Le collectif « Oui à l’innovation ! » a organisé un échange le 4 juillet 2023 autour de la prospective « Agriculture européenne sans pesticides chimiques en 2050 » de l’Inrae, rendue publique le 21 mars. Cette étude a été reçue « de façon un peu douloureuse » par le monde agricole, estime François Arnoux, céréalier et producteur de semences en Vendée. Il juge l’exercice trop théorique et déconnecté des réalités actuelles. « Il faut se fixer des objectifs, mais il faut garder les pieds sur terre », clame-t-il, insistant sur le manque de solutions alternatives, et sur le risque d’augmentation de la dépendance aux importations.

Des politiques ambitieuses nécessaires

« L’idée de la prospective n’est pas de dire “cela va marcher demain”, mais bien “cela pourrait marcher après-demain” », défend Guy Richard, directeur de l’expertise et de la prospective de l’Inrae. Il explique que l’exercice consiste à capter « les signaux faibles » qui pourraient se développer « moyennant un effort important », et « n’a pas pour vocation de répondre aux difficultés actuelles. »

Pour Robert-Pierre Cecchetti, arboriculteur dans l’Hérault et président de la commission technique de l’Association nationale pommes poires, « les conditions de réussite de la prospective ne sont pas suffisamment bien explicitées ». « Les changements de pratique ne pourront pas être mis en œuvre sans qu’y soient associées des politiques ambitieuses sur les questions agricoles, alimentaires et sur les échanges internationaux », appuie lui-même Guy Richard.

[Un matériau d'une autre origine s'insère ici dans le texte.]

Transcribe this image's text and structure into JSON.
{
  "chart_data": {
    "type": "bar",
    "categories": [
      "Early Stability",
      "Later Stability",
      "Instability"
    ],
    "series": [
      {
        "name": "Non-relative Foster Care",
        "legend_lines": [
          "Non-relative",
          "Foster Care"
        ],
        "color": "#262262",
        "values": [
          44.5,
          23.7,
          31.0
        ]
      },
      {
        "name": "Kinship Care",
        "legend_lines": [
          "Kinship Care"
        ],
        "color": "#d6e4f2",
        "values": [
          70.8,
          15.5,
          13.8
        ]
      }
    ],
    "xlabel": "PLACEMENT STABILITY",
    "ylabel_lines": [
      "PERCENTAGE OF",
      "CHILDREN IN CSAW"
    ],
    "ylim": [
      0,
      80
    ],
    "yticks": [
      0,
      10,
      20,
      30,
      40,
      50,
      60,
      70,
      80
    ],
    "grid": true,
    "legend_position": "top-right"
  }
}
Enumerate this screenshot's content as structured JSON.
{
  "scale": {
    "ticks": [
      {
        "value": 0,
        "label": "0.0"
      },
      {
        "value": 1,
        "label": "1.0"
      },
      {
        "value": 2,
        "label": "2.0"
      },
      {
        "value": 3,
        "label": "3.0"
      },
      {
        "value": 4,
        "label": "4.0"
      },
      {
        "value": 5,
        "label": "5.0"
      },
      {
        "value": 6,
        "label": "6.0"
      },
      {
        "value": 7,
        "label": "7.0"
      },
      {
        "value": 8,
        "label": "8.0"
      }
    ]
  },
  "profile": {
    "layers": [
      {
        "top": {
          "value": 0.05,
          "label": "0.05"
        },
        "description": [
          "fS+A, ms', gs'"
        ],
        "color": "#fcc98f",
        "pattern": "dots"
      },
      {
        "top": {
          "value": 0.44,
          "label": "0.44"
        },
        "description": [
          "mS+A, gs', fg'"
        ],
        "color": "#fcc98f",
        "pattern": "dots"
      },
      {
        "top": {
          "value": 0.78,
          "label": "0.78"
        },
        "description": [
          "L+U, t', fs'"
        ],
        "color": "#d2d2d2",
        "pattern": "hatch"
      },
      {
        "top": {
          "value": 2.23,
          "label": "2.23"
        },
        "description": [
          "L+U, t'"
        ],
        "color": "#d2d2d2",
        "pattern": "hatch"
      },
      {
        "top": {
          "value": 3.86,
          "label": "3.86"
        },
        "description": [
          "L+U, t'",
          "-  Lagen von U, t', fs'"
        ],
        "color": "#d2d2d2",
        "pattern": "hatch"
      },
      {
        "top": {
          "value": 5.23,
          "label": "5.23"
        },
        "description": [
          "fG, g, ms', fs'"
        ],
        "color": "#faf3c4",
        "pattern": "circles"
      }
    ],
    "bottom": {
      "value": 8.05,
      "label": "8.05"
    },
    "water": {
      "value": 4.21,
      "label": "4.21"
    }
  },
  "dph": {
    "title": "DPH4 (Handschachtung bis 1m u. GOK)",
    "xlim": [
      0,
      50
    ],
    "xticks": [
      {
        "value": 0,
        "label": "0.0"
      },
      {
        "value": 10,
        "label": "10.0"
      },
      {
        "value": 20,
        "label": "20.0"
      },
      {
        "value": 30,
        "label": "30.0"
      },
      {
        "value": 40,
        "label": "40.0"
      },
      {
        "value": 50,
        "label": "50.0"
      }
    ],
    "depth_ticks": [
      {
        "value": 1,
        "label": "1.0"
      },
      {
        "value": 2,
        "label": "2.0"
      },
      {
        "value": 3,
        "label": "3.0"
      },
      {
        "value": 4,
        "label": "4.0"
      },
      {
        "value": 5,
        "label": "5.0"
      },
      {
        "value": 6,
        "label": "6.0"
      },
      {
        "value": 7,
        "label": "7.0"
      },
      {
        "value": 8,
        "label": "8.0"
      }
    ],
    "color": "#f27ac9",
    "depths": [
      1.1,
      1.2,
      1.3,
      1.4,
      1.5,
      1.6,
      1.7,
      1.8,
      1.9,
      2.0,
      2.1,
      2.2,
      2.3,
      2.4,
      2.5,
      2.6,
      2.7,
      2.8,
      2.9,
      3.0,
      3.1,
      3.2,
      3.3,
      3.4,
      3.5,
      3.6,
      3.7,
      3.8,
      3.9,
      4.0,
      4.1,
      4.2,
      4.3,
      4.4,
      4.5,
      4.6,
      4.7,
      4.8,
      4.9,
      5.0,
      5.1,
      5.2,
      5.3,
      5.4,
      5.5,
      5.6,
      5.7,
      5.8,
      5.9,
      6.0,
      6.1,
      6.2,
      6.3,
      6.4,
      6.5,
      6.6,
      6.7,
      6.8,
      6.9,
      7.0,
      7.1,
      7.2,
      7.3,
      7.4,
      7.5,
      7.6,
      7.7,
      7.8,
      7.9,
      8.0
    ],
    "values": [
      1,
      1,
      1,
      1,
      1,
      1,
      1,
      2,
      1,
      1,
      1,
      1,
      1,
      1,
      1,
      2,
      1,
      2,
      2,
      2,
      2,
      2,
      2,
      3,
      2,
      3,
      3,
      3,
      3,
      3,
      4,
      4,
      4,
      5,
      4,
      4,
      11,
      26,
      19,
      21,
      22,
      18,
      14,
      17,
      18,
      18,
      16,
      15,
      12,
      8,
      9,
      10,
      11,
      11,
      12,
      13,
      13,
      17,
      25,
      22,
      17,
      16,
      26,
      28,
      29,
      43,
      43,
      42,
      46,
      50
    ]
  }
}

Message retenu par le grand public

Mais pour Robert-Pierre Cecchetti, le message n’est pas bien passé auprès du grand public et d’une partie du monde politique. Selon lui, ces derniers ont conclu que la réduction, voire la suppression des phytos était possible, et que les efforts du monde agricole ne sont pas suffisants. Il désapprouve la question même de la prospective, jugeant le « zéro phyto » dogmatique.

De manière générale, Guy Richard estime qu’il faut « sortir de l’usage systématique préventif » des phytos. Une position qui passe mal auprès de François Arnoux : « L’idée que les agriculteurs traitent systématiquement, c’est faux et archifaux ! Je ne peux pas laisser dire cela », lâche-t-il. Utilisation d’outils d’aide à la décision (OAD), observations dans les champs, évolution du matériel… Il assure que les pratiques ont déjà beaucoup évolué.